Saturday 3 November 2018

Musical prostitutes, my dear!

I'm watching the Bohemian Rhapsody movie tonight. Yes, I'll go. Sadly, the state of affairs doesn't make me expect to see anything at least slightly as talented as it is supposed to be when it comes to Freddie Mercury.

Talent should be something very easy to spot for the people who were once awesome enough to write Radio Gaga or We Will Rock You, but we've heard what they've been doing recentry to have the lay of the land. What I'm trying to figure out is what one should do not do to fuck one's talent away like this. Oh how much I hate the Adam Lambert collaboration.



Every day my anger gets inflamed by the offical Queen FB page posts on how Freddie would've been impressed by the range and vocal ability of Mr. Vocalist.
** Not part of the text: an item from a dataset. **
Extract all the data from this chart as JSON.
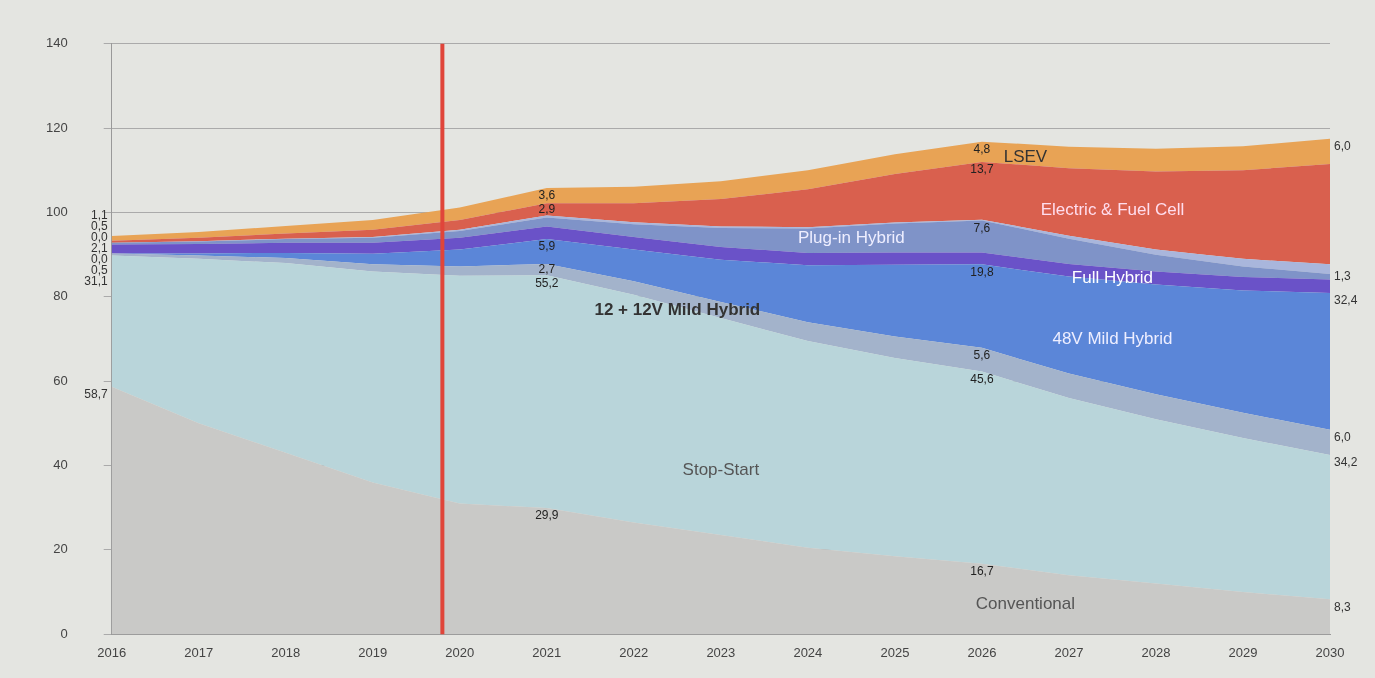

Involvement in delirium it is. If only vocal range was all it takes! Actually, it matters least. Who would you rather have in your band: a person who is able to sing The Fifth Element Diva Dance or a person who is able to deliver the original phrasing of Tumbling Dice? Oh, and write Tumbling Dice.

Yes, no one will ever replace Freddie, no one is trying to replace Freddie, I've read the comments, thanks, but this person's performance sounds like a worthless satire on rock singing, and rock presence too. Without trying to replace, why would you even place him in a rock band? Mind you, Lambert doesn't seem to understand rhythm at all. Just listen to this crap.


"When I'm dead, who cares?" - that's what Frieddie said, and I'm not trying to speak on his behalf like Mr. May. But firstly, Freddie heard where the drums were. Secondly, I want to know what Freddie did to make his bandmates think he would tolerate someone so mediocre and self-important.

Saturday 1 September 2018

Summer Moved On

One of my best summer memories is riding the train from Prague to Berlin to play some music of mine, listening to Exile, and thinking I'd actually made a couple of right choices in this life.